Mediacom Raising Rates Again

On the heels of its retransmission-consent pact with Sinclair Broadcast Group, Mediacom Communications is raising prices for customers for a second time in three months, officials confirmed Thursday.

Blaming its new deal with Sinclair as part of the reason for the latest hike, the MSO is increasing rates on its expanded-basic-cable package by 4%-8% effective in May, according to Tom Larsen, the cable company’s vice president of legal affairs.

Back in January, Mediacom disclosed that it was raising rates, effective in March, for offerings such as its Internet service and premium services, including HBO and Showtime. Those price increases impacted prices for Mediacom’s digital subscribers, and they had nothing to do with expanded-basic rates.

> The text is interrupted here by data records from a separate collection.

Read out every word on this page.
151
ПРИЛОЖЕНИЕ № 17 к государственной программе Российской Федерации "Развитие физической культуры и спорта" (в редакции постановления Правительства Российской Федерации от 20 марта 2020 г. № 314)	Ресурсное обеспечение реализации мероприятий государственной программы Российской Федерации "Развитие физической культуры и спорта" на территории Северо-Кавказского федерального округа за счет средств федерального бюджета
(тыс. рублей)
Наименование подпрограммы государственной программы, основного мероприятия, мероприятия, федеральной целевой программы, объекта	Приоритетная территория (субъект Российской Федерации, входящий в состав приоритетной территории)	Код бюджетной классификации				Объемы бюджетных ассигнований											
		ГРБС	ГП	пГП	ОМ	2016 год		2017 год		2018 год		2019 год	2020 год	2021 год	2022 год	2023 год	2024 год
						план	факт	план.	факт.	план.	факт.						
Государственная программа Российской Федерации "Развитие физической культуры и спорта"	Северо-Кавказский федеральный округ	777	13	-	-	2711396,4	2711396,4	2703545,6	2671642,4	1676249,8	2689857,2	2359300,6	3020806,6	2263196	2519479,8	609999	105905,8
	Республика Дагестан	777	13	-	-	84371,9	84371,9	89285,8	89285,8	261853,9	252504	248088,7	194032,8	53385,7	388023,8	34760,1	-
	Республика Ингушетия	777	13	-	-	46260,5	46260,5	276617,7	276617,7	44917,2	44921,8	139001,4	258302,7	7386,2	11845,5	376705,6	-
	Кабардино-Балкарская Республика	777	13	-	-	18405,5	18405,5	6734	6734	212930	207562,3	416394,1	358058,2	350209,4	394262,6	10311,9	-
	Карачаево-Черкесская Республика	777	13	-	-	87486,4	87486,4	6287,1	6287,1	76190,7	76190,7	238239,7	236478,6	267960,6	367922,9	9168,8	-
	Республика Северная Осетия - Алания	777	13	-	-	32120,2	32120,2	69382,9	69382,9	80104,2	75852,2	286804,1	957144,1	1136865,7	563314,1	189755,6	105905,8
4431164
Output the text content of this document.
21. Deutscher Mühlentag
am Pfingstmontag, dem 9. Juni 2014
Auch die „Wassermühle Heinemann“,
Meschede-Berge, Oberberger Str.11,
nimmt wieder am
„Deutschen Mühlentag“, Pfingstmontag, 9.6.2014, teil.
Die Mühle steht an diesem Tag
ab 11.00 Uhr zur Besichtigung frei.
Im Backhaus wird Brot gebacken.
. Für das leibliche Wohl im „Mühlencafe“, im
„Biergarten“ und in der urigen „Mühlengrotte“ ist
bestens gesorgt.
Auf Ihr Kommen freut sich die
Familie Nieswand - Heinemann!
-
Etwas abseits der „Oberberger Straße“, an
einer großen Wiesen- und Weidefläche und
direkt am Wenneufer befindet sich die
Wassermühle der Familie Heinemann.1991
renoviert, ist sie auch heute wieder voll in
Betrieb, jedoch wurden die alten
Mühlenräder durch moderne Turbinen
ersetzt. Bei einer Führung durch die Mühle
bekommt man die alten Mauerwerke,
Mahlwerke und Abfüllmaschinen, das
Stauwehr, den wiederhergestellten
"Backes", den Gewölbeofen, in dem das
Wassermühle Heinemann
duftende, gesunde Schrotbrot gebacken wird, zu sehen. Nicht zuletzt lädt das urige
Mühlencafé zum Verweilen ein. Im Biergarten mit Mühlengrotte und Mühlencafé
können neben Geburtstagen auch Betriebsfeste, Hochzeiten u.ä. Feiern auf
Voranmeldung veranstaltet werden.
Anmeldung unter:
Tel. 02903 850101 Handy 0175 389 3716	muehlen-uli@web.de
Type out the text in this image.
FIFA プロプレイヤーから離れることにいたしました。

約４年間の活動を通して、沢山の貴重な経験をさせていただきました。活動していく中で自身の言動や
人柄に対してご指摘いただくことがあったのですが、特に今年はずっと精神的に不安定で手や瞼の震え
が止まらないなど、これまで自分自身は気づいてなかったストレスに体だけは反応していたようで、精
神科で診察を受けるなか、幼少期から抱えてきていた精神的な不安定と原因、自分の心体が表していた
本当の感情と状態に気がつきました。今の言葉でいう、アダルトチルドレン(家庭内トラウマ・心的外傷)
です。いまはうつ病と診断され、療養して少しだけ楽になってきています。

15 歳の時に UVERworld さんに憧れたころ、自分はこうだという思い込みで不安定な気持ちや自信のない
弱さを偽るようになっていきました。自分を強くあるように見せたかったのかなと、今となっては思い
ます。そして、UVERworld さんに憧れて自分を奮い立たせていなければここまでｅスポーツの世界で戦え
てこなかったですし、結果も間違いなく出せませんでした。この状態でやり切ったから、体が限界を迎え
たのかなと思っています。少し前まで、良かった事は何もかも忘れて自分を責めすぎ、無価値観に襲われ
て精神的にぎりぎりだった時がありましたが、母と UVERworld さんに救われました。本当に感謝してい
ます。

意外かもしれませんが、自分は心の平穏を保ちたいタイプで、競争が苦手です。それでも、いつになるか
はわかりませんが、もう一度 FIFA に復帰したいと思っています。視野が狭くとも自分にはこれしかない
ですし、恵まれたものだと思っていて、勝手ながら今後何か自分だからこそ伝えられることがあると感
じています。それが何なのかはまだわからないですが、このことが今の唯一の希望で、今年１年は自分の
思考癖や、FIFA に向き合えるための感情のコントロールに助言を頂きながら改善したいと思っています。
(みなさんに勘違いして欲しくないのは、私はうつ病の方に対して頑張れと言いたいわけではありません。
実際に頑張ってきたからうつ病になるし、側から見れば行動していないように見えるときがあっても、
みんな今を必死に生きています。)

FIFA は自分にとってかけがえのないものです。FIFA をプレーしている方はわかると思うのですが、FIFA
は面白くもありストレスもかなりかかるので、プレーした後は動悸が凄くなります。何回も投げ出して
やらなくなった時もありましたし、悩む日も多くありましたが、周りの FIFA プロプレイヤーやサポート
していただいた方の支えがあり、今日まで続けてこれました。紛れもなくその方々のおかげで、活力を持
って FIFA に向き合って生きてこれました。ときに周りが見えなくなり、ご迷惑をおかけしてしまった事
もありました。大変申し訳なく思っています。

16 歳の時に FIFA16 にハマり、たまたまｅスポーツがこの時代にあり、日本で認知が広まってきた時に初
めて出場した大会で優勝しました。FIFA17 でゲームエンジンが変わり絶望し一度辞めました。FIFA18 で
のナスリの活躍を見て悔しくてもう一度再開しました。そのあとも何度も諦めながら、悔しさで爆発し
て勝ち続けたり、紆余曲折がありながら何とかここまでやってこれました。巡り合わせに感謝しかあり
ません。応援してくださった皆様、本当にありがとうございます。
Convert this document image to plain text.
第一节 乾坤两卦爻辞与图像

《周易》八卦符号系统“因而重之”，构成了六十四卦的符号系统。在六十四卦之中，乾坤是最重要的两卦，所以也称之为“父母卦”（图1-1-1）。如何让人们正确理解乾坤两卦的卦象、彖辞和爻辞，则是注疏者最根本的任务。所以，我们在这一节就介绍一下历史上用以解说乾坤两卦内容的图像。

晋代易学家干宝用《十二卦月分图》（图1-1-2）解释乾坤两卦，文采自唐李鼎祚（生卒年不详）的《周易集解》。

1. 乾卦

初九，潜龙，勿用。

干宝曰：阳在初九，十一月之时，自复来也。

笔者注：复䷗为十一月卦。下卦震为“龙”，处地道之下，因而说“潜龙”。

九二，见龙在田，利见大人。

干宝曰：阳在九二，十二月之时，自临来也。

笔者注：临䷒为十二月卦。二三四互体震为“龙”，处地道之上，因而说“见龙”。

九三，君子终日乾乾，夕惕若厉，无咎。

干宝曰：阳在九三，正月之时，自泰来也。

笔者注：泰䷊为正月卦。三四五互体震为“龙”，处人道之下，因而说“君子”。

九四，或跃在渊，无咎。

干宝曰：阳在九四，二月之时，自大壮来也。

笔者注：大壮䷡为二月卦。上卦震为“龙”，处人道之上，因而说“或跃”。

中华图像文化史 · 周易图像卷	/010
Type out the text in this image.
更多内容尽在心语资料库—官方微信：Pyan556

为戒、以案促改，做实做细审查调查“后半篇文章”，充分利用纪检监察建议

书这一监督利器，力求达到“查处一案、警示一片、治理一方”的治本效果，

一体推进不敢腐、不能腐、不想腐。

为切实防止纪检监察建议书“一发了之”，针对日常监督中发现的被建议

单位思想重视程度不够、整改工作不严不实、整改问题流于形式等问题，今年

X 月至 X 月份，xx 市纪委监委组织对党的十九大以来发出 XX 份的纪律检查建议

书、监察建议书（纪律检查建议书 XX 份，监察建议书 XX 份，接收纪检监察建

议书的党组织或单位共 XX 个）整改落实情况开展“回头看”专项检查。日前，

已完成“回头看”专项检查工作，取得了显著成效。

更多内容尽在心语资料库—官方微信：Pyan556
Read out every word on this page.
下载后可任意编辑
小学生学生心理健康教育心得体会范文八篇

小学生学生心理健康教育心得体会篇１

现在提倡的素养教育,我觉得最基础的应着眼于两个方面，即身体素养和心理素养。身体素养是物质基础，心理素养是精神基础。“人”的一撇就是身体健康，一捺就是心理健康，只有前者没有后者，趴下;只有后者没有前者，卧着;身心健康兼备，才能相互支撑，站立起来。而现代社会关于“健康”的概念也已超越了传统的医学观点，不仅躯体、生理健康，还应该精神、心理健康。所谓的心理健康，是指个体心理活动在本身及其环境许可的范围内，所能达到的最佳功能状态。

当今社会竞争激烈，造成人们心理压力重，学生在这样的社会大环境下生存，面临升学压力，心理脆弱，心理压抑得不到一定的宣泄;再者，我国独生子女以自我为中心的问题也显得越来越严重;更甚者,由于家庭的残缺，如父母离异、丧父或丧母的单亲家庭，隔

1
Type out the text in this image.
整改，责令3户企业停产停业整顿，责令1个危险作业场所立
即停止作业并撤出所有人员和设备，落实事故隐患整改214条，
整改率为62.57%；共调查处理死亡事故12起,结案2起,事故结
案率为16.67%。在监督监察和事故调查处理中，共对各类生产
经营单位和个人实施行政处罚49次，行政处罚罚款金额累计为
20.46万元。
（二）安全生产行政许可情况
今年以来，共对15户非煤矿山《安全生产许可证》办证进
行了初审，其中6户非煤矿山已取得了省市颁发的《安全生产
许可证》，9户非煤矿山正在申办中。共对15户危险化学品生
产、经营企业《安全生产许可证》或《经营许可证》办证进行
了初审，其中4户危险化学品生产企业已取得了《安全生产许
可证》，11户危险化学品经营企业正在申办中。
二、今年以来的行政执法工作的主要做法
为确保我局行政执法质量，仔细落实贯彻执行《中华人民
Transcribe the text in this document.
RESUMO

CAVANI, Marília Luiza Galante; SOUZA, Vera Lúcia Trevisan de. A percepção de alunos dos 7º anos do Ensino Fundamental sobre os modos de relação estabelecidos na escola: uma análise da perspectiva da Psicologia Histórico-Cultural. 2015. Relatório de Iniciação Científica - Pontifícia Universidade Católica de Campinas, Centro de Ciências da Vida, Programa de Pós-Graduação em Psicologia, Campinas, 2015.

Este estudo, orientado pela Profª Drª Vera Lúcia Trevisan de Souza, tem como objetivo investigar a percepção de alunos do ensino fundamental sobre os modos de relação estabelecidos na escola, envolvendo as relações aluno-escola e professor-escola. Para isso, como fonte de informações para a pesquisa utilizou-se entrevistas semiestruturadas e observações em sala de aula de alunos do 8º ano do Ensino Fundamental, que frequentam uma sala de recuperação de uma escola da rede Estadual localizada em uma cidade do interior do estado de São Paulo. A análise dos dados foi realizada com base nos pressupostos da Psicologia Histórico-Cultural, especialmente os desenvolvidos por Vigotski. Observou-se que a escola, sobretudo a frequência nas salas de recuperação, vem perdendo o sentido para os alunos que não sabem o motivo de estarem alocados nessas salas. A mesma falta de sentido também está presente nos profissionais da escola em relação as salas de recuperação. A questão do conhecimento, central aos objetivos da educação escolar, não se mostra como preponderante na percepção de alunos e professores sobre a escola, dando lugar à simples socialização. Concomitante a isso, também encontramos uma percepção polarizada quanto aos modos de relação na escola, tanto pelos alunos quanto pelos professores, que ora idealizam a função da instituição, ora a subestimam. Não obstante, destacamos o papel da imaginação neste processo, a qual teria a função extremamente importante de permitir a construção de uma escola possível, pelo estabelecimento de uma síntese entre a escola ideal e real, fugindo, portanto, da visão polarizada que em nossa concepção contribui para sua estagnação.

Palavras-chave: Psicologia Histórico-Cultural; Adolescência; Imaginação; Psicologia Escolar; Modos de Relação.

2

“People who have advanced digital services will see two rate increases,” Larsen said. “The majority of our customers were not affected by the first rate increase. Obviously, this rate increase will impact anybody subscribing to our cable packages, because it’s the lowest levels of service.”

In markets such as Des Moines, Iowa, that means Mediacom’s Family Cable package, which is broadcast-basic and expanded-basic cable, will go to $51.95 per month from $47.95. The price for the company’s broadcast-basic tier, with its 20 channels, will go to $19.95 from $16.95.

Mediacom said it is raising prices for expanded basic due to increased programming costs, including the license fees it will have to pay Sinclair as the result of a retransmission-consent pact the parties reached Feb. 2, according to Larsen.

During that bitter battle, Sinclair pulled its TV stations from Mediacom’s systems for nearly one month, and the cable operator said it lost 7,000 subscribers in the fourth quarter alone due to the dispute. Ultimately, Mediacom agreed to pay Sinclair cash to carry its TV stations.

Larsen also attributed the May expanded-basic-rate increase to rising operating costs, including the skyrocketing price of gas.

“The biggest driver [for the May rate increase] is programming costs,” he said. “The retrans costs are part of that. Operational costs including employees wages, fuel, trucks -- it’s expensive. Those are the primary drivers.”